2January 2:  “To help in the least degree to accomplish the extinction of anything beautiful and interesting is a crime against future generations…” to know that those words were written more than a hundred years ago is a chilling reminder that our species has responsibility to other animals. Reading them, we know we have not met that responsibility.

If I say that I’m about to write about Yorkshire brothers who were keen bird-watchers, yes, ‘twitchers’, your reaction might be ‘how quaint’. But they are the writers of those damning words and their work in photography and film is worthy of our curiousity.

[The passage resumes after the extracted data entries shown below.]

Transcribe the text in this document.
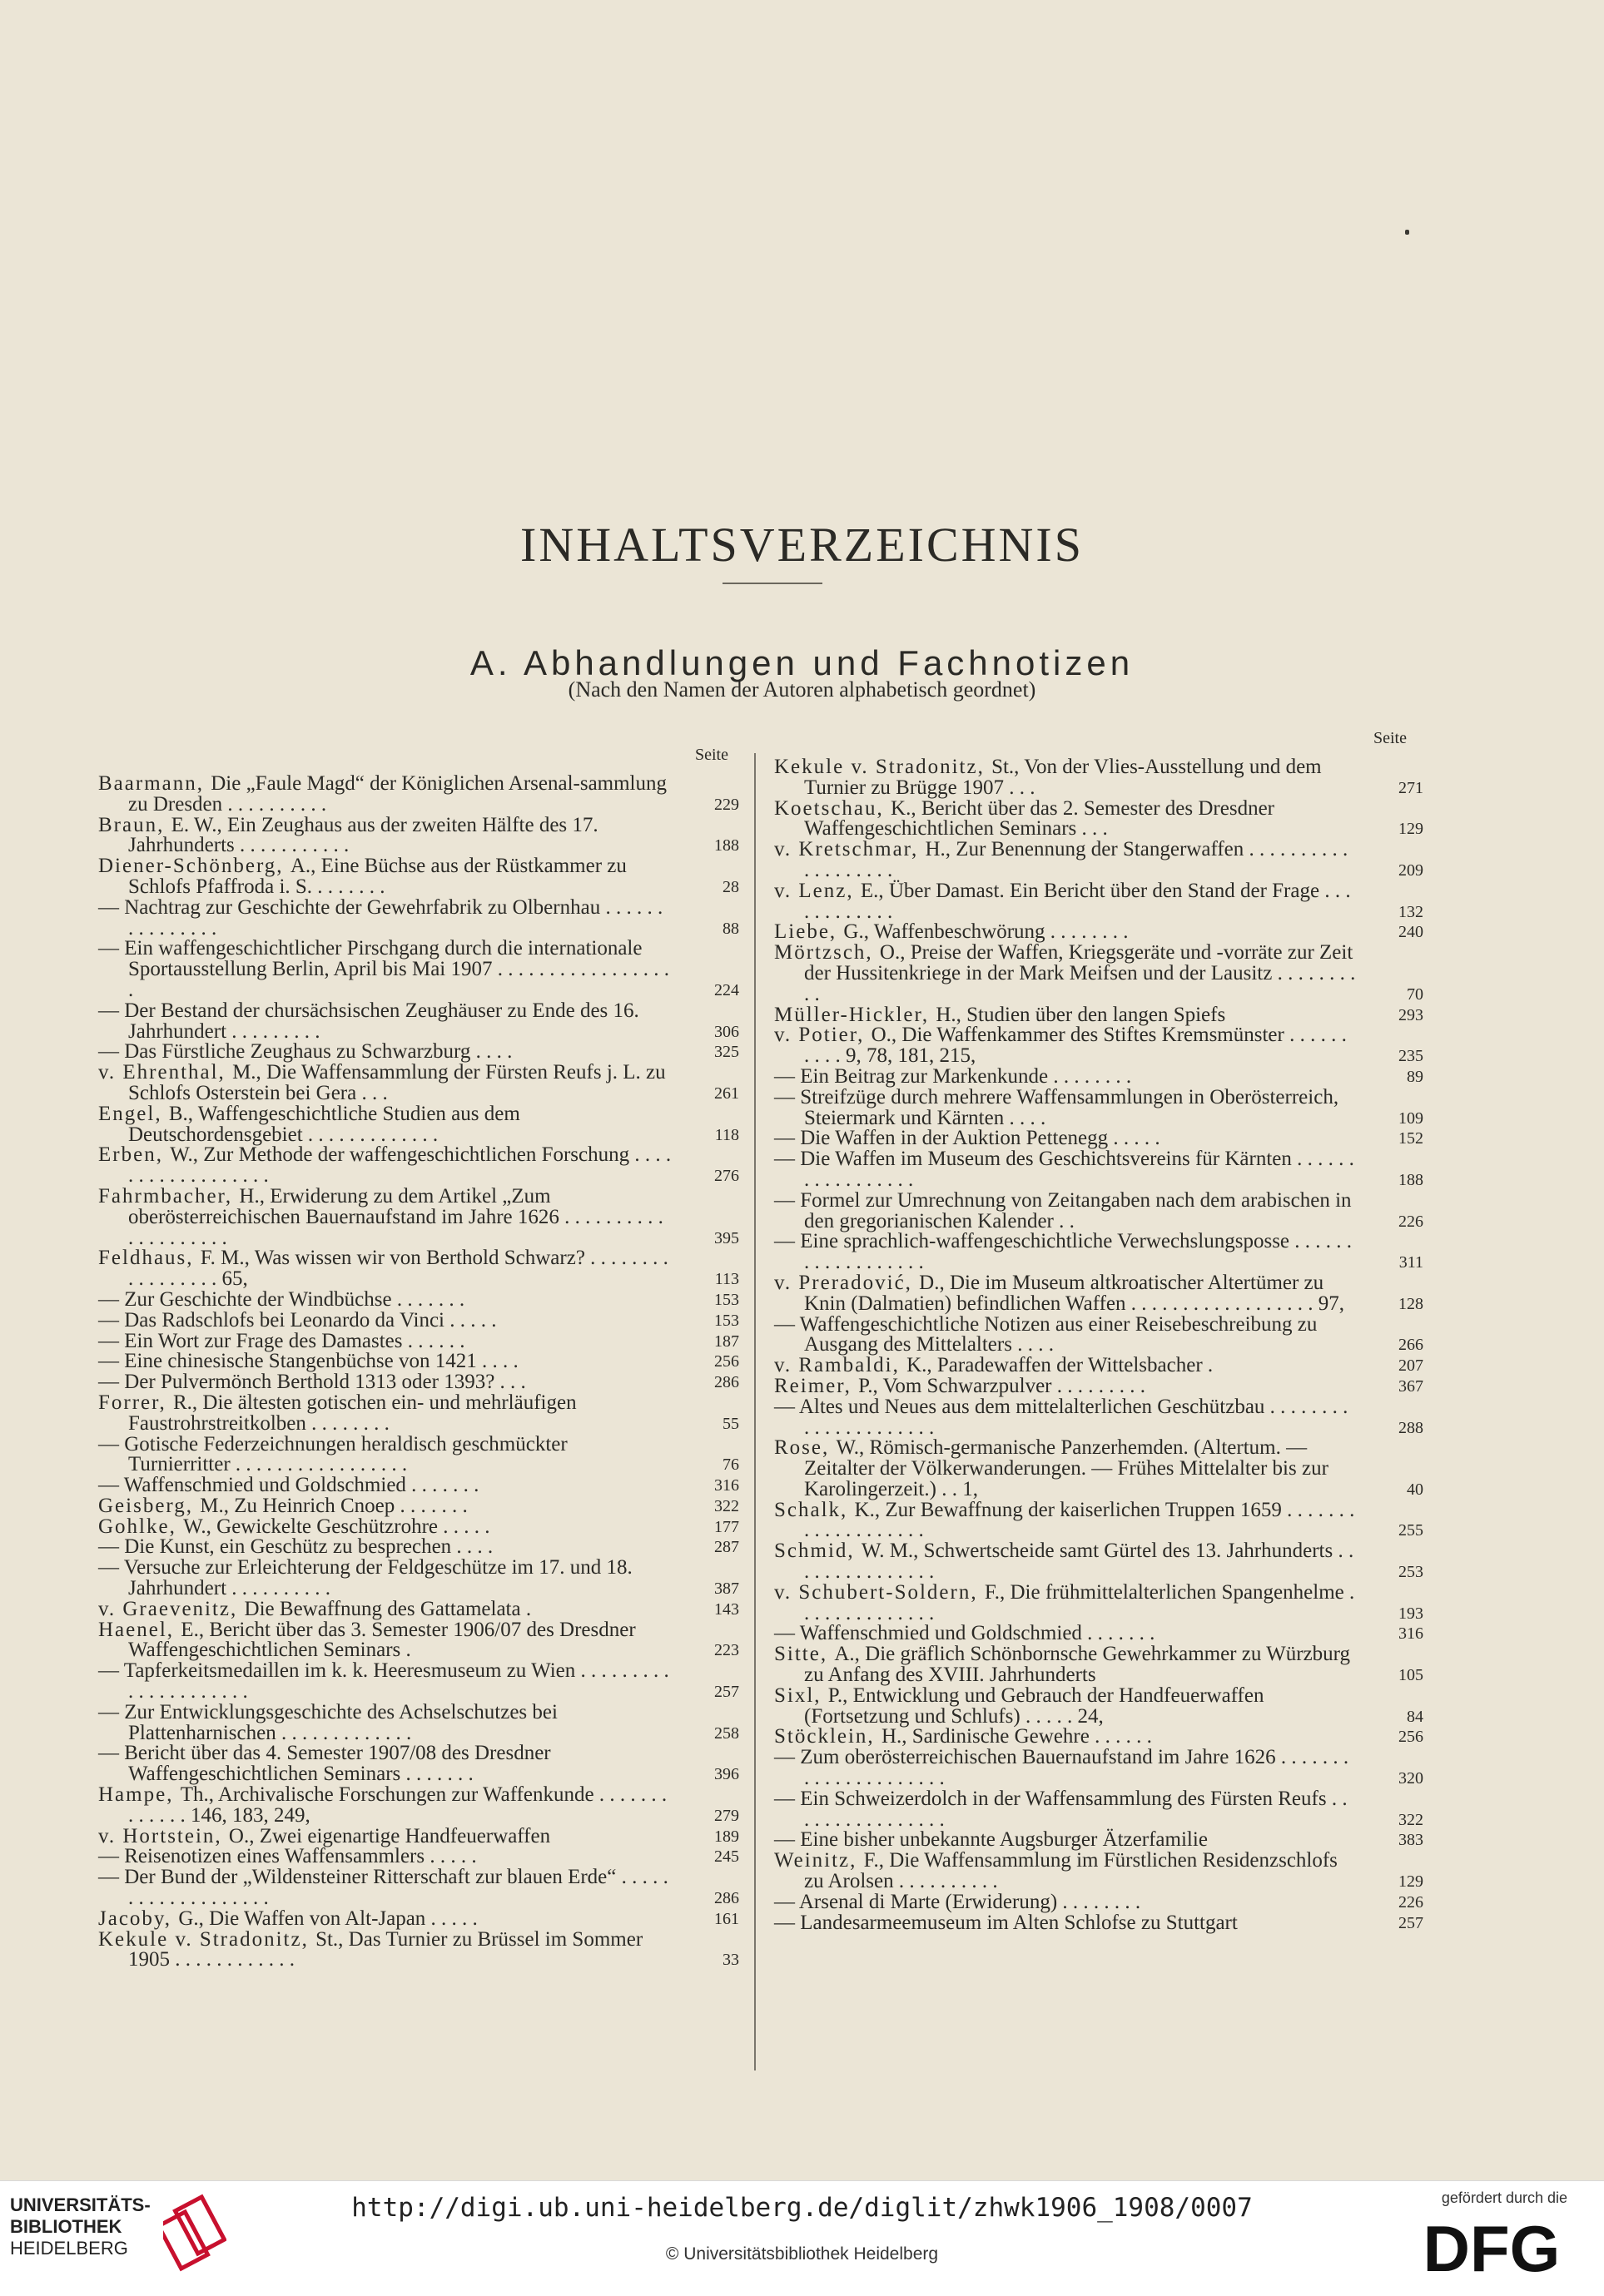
INHALTSVERZEICHNIS
A. Abhandlungen und Fachnotizen
(Nach den Namen der Autoren alphabetisch geordnet)
Seite
Seite
Baarmann, Die „Faule Magd“ der Königlichen Arsenal-sammlung zu Dresden . . . . . . . . . .	229
Braun, E. W., Ein Zeughaus aus der zweiten Hälfte des 17. Jahrhunderts . . . . . . . . . . .	188
Diener-Schönberg, A., Eine Büchse aus der Rüstkammer zu Schlofs Pfaffroda i. S. . . . . . . .	28
— Nachtrag zur Geschichte der Gewehrfabrik zu Olbernhau . . . . . . . . . . . . . . .	88
— Ein waffengeschichtlicher Pirschgang durch die internationale Sportausstellung Berlin, April bis Mai 1907 . . . . . . . . . . . . . . . . . .	224
— Der Bestand der chursächsischen Zeughäuser zu Ende des 16. Jahrhundert . . . . . . . . .	306
— Das Fürstliche Zeughaus zu Schwarzburg . . . .	325
v. Ehrenthal, M., Die Waffensammlung der Fürsten Reufs j. L. zu Schlofs Osterstein bei Gera . . .	261
Engel, B., Waffengeschichtliche Studien aus dem Deutschordensgebiet . . . . . . . . . . . . .	118
Erben, W., Zur Methode der waffengeschichtlichen Forschung . . . . . . . . . . . . . . . . . .	276
Fahrmbacher, H., Erwiderung zu dem Artikel „Zum oberösterreichischen Bauernaufstand im Jahre 1626 . . . . . . . . . . . . . . . . . . . .	395
Feldhaus, F. M., Was wissen wir von Berthold Schwarz? . . . . . . . . . . . . . . . . . 65,	113
— Zur Geschichte der Windbüchse . . . . . . .	153
— Das Radschlofs bei Leonardo da Vinci . . . . .	153
— Ein Wort zur Frage des Damastes . . . . . .	187
— Eine chinesische Stangenbüchse von 1421 . . . .	256
— Der Pulvermönch Berthold 1313 oder 1393? . . .	286
Forrer, R., Die ältesten gotischen ein- und mehrläufigen Faustrohrstreitkolben . . . . . . . .	55
— Gotische Federzeichnungen heraldisch geschmückter Turnierritter . . . . . . . . . . . . . . . . .	76
— Waffenschmied und Goldschmied . . . . . . .	316
Geisberg, M., Zu Heinrich Cnoep . . . . . . .	322
Gohlke, W., Gewickelte Geschützrohre . . . . .	177
— Die Kunst, ein Geschütz zu besprechen . . . .	287
— Versuche zur Erleichterung der Feldgeschütze im 17. und 18. Jahrhundert . . . . . . . . . .	387
v. Graevenitz, Die Bewaffnung des Gattamelata .	143
Haenel, E., Bericht über das 3. Semester 1906/07 des Dresdner Waffengeschichtlichen Seminars .	223
— Tapferkeitsmedaillen im k. k. Heeresmuseum zu Wien . . . . . . . . . . . . . . . . . . . . .	257
— Zur Entwicklungsgeschichte des Achselschutzes bei Plattenharnischen . . . . . . . . . . . . .	258
— Bericht über das 4. Semester 1907/08 des Dresdner Waffengeschichtlichen Seminars . . . . . . .	396
Hampe, Th., Archivalische Forschungen zur Waffenkunde . . . . . . . . . . . . . 146, 183, 249,	279
v. Hortstein, O., Zwei eigenartige Handfeuerwaffen	189
— Reisenotizen eines Waffensammlers . . . . .	245
— Der Bund der „Wildensteiner Ritterschaft zur blauen Erde“ . . . . . . . . . . . . . . . . . . .	286
Jacoby, G., Die Waffen von Alt-Japan . . . . .	161
Kekule v. Stradonitz, St., Das Turnier zu Brüssel im Sommer 1905 . . . . . . . . . . . .	33
Kekule v. Stradonitz, St., Von der Vlies-Ausstellung und dem Turnier zu Brügge 1907 . . .	271
Koetschau, K., Bericht über das 2. Semester des Dresdner Waffengeschichtlichen Seminars . . .	129
v. Kretschmar, H., Zur Benennung der Stangerwaffen . . . . . . . . . . . . . . . . . . .	209
v. Lenz, E., Über Damast. Ein Bericht über den Stand der Frage . . . . . . . . . . . .	132
Liebe, G., Waffenbeschwörung . . . . . . . .	240
Mörtzsch, O., Preise der Waffen, Kriegsgeräte und -vorräte zur Zeit der Hussitenkriege in der Mark Meifsen und der Lausitz . . . . . . . . . .	70
Müller-Hickler, H., Studien über den langen Spiefs	293
v. Potier, O., Die Waffenkammer des Stiftes Kremsmünster . . . . . . . . . . 9, 78, 181, 215,	235
— Ein Beitrag zur Markenkunde . . . . . . . .	89
— Streifzüge durch mehrere Waffensammlungen in Oberösterreich, Steiermark und Kärnten . . . .	109
— Die Waffen in der Auktion Pettenegg . . . . .	152
— Die Waffen im Museum des Geschichtsvereins für Kärnten . . . . . . . . . . . . . . . . .	188
— Formel zur Umrechnung von Zeitangaben nach dem arabischen in den gregorianischen Kalender . .	226
— Eine sprachlich-waffengeschichtliche Verwechslungsposse . . . . . . . . . . . . . . . . . .	311
v. Preradović, D., Die im Museum altkroatischer Altertümer zu Knin (Dalmatien) befindlichen Waffen . . . . . . . . . . . . . . . . . . 97,	128
— Waffengeschichtliche Notizen aus einer Reisebeschreibung zu Ausgang des Mittelalters . . . .	266
v. Rambaldi, K., Paradewaffen der Wittelsbacher .	207
Reimer, P., Vom Schwarzpulver . . . . . . . . .	367
— Altes und Neues aus dem mittelalterlichen Geschützbau . . . . . . . . . . . . . . . . . . . . .	288
Rose, W., Römisch-germanische Panzerhemden. (Altertum. — Zeitalter der Völkerwanderungen. — Frühes Mittelalter bis zur Karolingerzeit.) . . 1,	40
Schalk, K., Zur Bewaffnung der kaiserlichen Truppen 1659 . . . . . . . . . . . . . . . . . . .	255
Schmid, W. M., Schwertscheide samt Gürtel des 13. Jahrhunderts . . . . . . . . . . . . . . .	253
v. Schubert-Soldern, F., Die frühmittelalterlichen Spangenhelme . . . . . . . . . . . . . .	193
— Waffenschmied und Goldschmied . . . . . . .	316
Sitte, A., Die gräflich Schönbornsche Gewehrkammer zu Würzburg zu Anfang des XVIII. Jahrhunderts	105
Sixl, P., Entwicklung und Gebrauch der Handfeuerwaffen (Fortsetzung und Schlufs) . . . . . 24,	84
Stöcklein, H., Sardinische Gewehre . . . . . .	256
— Zum oberösterreichischen Bauernaufstand im Jahre 1626 . . . . . . . . . . . . . . . . . . . . .	320
— Ein Schweizerdolch in der Waffensammlung des Fürsten Reufs . . . . . . . . . . . . . . . .	322
— Eine bisher unbekannte Augsburger Ätzerfamilie	383
Weinitz, F., Die Waffensammlung im Fürstlichen Residenzschlofs zu Arolsen . . . . . . . . . .	129
— Arsenal di Marte (Erwiderung) . . . . . . . .	226
— Landesarmeemuseum im Alten Schlofse zu Stuttgart	257
UNIVERSITÄTS-
BIBLIOTHEK
HEIDELBERG
http://digi.ub.uni-heidelberg.de/diglit/zhwk1906_1908/0007
© Universitätsbibliothek Heidelberg
gefördert durch die
DFG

In contrast are works by Volker Seding (born on this date in 1943) and Tania Mouraud (born this day in 1942).

Cherry and Richard Kearton (1892) Song thrush’s nest; the first photograph of a bird’s nest with eggs.

Richard Kearton (born on this date in 1862) and  brother Cherry grew up in the Yorkshire Dales as boys who used to hunt birds’ eggs and came to enjoy the wildlife that surrounded them, going on to experiment with photography to record it, taking the first ever photograph of a bird’s nest with eggs in 1892.

This feat, and the success of Richard’s  first book, Birds’ Nests, Eggs and Egg Collecting, published in 1890, inspired them to go on to make extraordinary pictures of the habits and behaviour of birds and other creatures. They became the world’s first professional nature photographers. Cherry, after Richard’s death, travelled around the world taking photographs and making films.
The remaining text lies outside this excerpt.